The Christmas Spirit reveals to us that Jesus Christ, the Savior of the World, is the essence of God’s good news—the gospel—even when many people feel as though there is not much good news to celebrate. When evil is so obvious, hatred so prevalent, poverty, disease, war, and exploitation abounding all over the world, the hope, peace, joy, and love that comes with the advent of Christ can seem elusive. But we need to remember the disruptive, effusive, and subversive Spirit of Christmas.

The Lord Jesus burst onto the scene over 2000 years ago, and his coming brought disruption, evoked effusive praise, and signaled a subversion of the status quo. Perhaps the first person who was most disrupted by the Spirit of Christmas, most effusive in her praise, and most in tune with God’s subversive ways, was Mary of Nazareth. Luke’s Gospel tells us some of Mary’s story in 1:26-56.
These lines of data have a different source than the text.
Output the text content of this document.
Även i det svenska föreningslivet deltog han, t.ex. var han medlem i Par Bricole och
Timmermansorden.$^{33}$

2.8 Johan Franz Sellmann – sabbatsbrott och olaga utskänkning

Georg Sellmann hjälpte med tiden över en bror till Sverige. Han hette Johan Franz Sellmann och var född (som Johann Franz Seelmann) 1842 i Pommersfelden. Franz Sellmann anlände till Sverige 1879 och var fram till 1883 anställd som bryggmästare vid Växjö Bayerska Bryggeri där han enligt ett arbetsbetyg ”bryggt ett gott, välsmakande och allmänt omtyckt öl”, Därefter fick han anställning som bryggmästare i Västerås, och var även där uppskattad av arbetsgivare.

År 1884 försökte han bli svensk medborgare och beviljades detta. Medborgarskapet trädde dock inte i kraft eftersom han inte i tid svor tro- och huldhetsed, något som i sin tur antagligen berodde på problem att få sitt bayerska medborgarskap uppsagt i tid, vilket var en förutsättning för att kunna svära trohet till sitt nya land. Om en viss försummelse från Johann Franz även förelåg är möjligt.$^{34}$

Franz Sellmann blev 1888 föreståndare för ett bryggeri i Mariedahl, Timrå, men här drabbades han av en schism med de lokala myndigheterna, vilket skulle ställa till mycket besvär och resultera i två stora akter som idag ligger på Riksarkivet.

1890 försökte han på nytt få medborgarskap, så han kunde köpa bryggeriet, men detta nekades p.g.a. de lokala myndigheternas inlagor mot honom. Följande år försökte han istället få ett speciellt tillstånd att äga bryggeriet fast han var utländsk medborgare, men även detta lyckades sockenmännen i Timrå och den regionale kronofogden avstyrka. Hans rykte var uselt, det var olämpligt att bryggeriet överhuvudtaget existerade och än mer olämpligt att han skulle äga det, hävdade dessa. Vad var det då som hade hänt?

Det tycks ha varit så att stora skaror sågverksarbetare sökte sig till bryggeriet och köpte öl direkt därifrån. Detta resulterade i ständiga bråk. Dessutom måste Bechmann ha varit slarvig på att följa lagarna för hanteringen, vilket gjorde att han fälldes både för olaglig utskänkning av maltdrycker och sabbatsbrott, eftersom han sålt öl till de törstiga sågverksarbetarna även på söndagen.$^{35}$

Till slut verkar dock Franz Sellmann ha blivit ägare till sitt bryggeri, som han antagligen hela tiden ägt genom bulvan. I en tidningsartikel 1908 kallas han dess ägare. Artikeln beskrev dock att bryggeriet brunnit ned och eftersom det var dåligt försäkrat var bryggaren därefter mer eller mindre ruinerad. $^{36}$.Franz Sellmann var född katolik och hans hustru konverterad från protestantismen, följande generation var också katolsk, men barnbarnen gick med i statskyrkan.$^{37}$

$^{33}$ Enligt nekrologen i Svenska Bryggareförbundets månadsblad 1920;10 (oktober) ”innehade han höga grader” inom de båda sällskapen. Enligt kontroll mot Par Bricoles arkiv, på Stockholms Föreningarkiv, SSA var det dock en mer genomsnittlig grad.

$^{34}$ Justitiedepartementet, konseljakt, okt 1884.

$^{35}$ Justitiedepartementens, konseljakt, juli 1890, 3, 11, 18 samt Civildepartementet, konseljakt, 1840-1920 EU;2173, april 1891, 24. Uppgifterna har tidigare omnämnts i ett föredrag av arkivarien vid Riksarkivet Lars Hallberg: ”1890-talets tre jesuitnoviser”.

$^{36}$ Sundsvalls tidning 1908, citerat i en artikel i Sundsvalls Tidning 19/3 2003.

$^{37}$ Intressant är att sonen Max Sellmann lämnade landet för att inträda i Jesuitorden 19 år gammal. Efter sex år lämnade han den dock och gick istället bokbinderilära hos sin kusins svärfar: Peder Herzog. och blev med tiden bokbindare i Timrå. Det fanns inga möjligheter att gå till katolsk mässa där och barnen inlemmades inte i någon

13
Through the angel Gabriel’s message, Mary met the disruptive Spirit of Christmas. The Spirit of Christmas challenges the status quo and breaks into our lives to point to God’s agenda and how we need to get our lives in line with it. Selfish agendas will drive us away from God. Even though God’s agenda may shake us up, make us uncomfortable, and may even shock us like it did Mary, it will turn out to be the best thing for us. I’m a witness to this! Perhaps you are too. What Gabriel told Mary was incredible, yet she was willing to deal with the disruption because she wanted whatever God would have for her. The same must be true for us.
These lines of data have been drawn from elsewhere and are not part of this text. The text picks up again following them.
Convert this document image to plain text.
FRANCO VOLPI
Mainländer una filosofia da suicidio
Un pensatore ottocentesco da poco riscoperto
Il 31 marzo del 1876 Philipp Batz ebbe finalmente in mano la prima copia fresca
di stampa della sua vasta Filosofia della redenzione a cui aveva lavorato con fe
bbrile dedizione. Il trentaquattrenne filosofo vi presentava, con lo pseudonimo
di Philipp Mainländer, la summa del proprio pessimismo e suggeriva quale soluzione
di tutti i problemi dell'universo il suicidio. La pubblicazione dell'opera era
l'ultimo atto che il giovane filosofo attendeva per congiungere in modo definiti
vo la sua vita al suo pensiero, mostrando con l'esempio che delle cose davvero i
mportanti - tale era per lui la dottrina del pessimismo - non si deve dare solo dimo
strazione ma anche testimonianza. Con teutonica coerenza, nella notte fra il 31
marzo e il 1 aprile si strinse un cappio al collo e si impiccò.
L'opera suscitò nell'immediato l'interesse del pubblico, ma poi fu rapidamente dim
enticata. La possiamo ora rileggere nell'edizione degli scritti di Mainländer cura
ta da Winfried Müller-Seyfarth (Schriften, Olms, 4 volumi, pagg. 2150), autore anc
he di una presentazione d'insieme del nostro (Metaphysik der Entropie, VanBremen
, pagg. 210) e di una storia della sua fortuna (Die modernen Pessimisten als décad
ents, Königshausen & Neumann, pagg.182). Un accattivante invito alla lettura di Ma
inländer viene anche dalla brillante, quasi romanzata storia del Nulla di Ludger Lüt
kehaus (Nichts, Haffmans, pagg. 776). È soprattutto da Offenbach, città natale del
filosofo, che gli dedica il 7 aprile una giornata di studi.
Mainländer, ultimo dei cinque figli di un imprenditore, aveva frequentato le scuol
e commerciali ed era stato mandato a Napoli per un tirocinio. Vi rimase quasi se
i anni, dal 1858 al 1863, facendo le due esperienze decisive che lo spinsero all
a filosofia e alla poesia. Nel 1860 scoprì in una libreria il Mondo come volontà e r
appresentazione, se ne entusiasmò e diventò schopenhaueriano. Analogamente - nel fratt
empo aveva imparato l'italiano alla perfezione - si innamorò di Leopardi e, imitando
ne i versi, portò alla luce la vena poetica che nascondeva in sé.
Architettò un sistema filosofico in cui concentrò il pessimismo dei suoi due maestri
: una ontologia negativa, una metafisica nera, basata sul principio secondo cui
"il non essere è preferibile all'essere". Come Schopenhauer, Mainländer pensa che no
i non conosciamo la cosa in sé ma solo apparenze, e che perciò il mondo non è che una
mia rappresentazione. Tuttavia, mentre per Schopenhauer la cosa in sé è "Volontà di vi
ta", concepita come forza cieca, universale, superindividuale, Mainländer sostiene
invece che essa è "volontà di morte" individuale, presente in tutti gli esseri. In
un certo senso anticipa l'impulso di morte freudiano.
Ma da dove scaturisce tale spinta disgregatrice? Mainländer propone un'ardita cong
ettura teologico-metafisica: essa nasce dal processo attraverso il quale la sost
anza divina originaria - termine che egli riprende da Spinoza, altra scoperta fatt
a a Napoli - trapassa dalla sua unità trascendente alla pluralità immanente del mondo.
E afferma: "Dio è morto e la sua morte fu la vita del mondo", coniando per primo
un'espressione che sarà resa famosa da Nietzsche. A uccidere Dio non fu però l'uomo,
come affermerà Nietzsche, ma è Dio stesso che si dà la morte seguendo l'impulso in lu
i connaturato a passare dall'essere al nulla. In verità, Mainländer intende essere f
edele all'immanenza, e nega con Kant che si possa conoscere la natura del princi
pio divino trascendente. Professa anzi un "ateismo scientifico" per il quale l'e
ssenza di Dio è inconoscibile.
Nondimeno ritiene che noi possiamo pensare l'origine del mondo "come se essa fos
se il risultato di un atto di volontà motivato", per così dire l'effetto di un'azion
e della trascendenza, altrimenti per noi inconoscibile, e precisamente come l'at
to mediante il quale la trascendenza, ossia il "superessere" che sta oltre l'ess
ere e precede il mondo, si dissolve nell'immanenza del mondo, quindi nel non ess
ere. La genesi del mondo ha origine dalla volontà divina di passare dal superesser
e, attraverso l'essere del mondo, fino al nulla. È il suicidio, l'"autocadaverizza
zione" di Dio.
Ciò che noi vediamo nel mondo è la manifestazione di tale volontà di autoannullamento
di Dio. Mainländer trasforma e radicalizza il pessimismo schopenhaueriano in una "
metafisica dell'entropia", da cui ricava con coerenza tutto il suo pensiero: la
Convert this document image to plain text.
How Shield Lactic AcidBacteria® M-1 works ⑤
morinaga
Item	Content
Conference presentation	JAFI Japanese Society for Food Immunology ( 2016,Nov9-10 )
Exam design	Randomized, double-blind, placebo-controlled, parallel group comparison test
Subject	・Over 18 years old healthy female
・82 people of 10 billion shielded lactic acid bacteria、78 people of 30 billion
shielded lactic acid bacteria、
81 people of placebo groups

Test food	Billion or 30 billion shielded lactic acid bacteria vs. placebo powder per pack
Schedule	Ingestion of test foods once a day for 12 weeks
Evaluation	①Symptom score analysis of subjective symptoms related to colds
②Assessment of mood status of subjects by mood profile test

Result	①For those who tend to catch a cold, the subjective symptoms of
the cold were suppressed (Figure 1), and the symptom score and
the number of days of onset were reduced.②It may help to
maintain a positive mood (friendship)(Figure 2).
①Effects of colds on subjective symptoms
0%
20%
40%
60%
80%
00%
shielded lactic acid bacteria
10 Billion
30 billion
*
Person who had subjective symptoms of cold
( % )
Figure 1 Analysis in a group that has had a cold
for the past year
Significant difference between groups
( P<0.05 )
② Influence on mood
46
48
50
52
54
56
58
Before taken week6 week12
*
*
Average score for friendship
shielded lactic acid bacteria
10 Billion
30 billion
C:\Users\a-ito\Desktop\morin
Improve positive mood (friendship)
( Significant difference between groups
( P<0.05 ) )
After Mary heard the surprising news that she would have a baby through the Holy Spirit, Gabriel told her the good news that her relative Elizabeth would have a child in old age and was already in her sixth month. Mary hurried off to see Elizabeth. In Christian tradition this is called the Visitation. Before Elizabeth could return Mary’s greeting, the baby leaped in Elizabeth’s womb. That’s effusive spontaneous praise! Verse 41 makes explicit what Elizabeth senses: The baby’s movement was out of joy. Effusive praise from a fetus! Elizabeth’s baby leaped for joy and triggered a revelatory moment for her. At that moment Elizabeth was filled with the Holy Spirit—the Spirit of Christmas—and realized that not only was Mary pregnant, the child was no ordinary child but her Lord. Elizabeth was excited and so was the baby inside her. John the Fetus, before he was John the Baptist, was excited to be the forerunner of the Messiah!

These mothers express profound joy because they embrace the life-changing role they are playing in God’s plan for all humanity. Mary and Elizabeth were faithful women who were also prophets. Elizabeth and Mary were prophesying at the Visitation. Elizabeth made declarations that were yet to play out, and she also declared what was so at the time.
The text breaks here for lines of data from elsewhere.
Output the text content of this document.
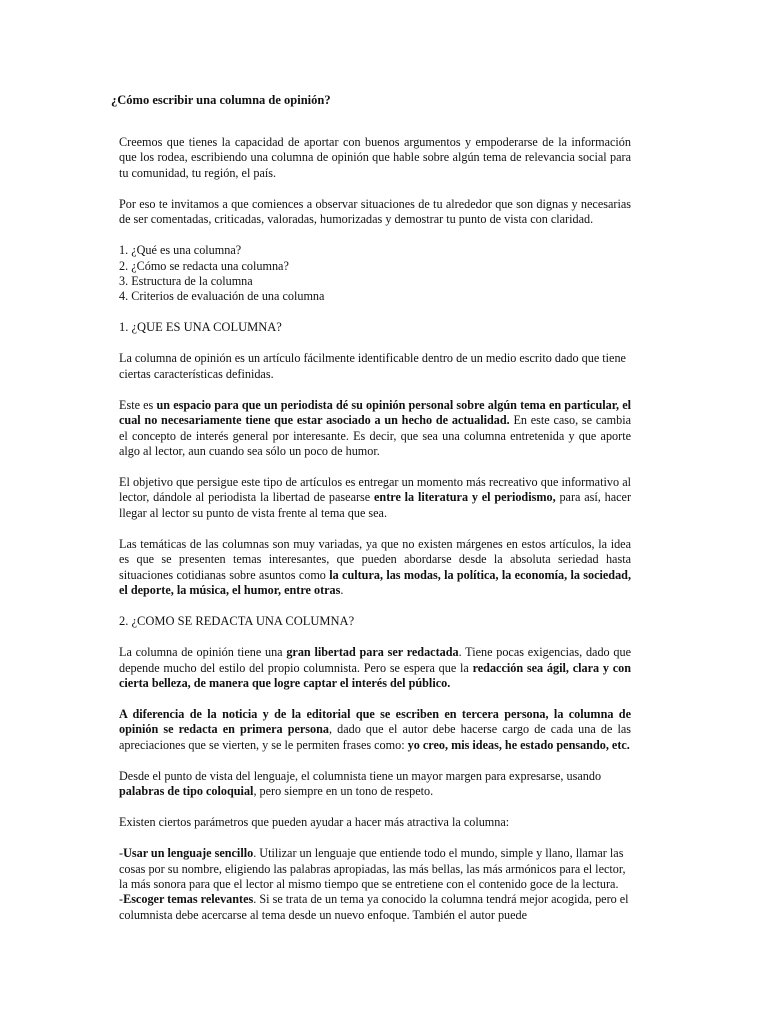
¿Cómo escribir una columna de opinión?

Creemos que tienes la capacidad de aportar con buenos argumentos y empoderarse de la información que los rodea, escribiendo una columna de opinión que hable sobre algún tema de relevancia social para tu comunidad, tu región, el país.

Por eso te invitamos a que comiences a observar situaciones de tu alrededor que son dignas y necesarias de ser comentadas, criticadas, valoradas, humorizadas y demostrar tu punto de vista con claridad.

1. ¿Qué es una columna?
2. ¿Cómo se redacta una columna?
3. Estructura de la columna
4. Criterios de evaluación de una columna

1. ¿QUE ES UNA COLUMNA?

La columna de opinión es un artículo fácilmente identificable dentro de un medio escrito dado que tiene ciertas características definidas.

Este es un espacio para que un periodista dé su opinión personal sobre algún tema en particular, el cual no necesariamente tiene que estar asociado a un hecho de actualidad. En este caso, se cambia el concepto de interés general por interesante. Es decir, que sea una columna entretenida y que aporte algo al lector, aun cuando sea sólo un poco de humor.

El objetivo que persigue este tipo de artículos es entregar un momento más recreativo que informativo al lector, dándole al periodista la libertad de pasearse entre la literatura y el periodismo, para así, hacer llegar al lector su punto de vista frente al tema que sea.

Las temáticas de las columnas son muy variadas, ya que no existen márgenes en estos artículos, la idea es que se presenten temas interesantes, que pueden abordarse desde la absoluta seriedad hasta situaciones cotidianas sobre asuntos como la cultura, las modas, la política, la economía, la sociedad, el deporte, la música, el humor, entre otras.

2. ¿COMO SE REDACTA UNA COLUMNA?

La columna de opinión tiene una gran libertad para ser redactada. Tiene pocas exigencias, dado que depende mucho del estilo del propio columnista. Pero se espera que la redacción sea ágil, clara y con cierta belleza, de manera que logre captar el interés del público.

A diferencia de la noticia y de la editorial que se escriben en tercera persona, la columna de opinión se redacta en primera persona, dado que el autor debe hacerse cargo de cada una de las apreciaciones que se vierten, y se le permiten frases como: yo creo, mis ideas, he estado pensando, etc.

Desde el punto de vista del lenguaje, el columnista tiene un mayor margen para expresarse, usando palabras de tipo coloquial, pero siempre en un tono de respeto.

Existen ciertos parámetros que pueden ayudar a hacer más atractiva la columna:

-Usar un lenguaje sencillo. Utilizar un lenguaje que entiende todo el mundo, simple y llano, llamar las cosas por su nombre, eligiendo las palabras apropiadas, las más bellas, las más armónicos para el lector, la más sonora para que el lector al mismo tiempo que se entretiene con el contenido goce de la lectura.

-Escoger temas relevantes. Si se trata de un tema ya conocido la columna tendrá mejor acogida, pero el columnista debe acercarse al tema desde un nuevo enfoque. También el autor puede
Mary prophesied through what is called The Magnificat. Her song praises God for the work that God does in the world through the Messiah. The subversive message from the Spirit of Christmas is that the Messiah comes to turn things around. He knocks down the arrogant. He does not yield to vicious, capricious rulers. Herod and Caesar Augustus will be humiliated, and their influence will wane. Jesus, however, has transformed lives for centuries, revealing more of who God is and what God intends for humanity. Mary’s God is always on the side of the oppressed, standing alongside the needy, alongside the hungry, alongside the impoverished and otherwise marginalized.

The Spirit of Christmas shows us that God does not need bullies to advance the Good News. The Spirit of Christmas will, however, disrupt the complacent, provoke effusive praise among the faithful, and lead to the subversion of evildoers. The Spirit of Christmas is the Holy Spirit. Despite challenges we face personally, nationally, and globally, let’s not be discouraged. Let’s enter 2026 with the Christmas Spirit. Let’s be open to how the Spirit will guide us in the New Year.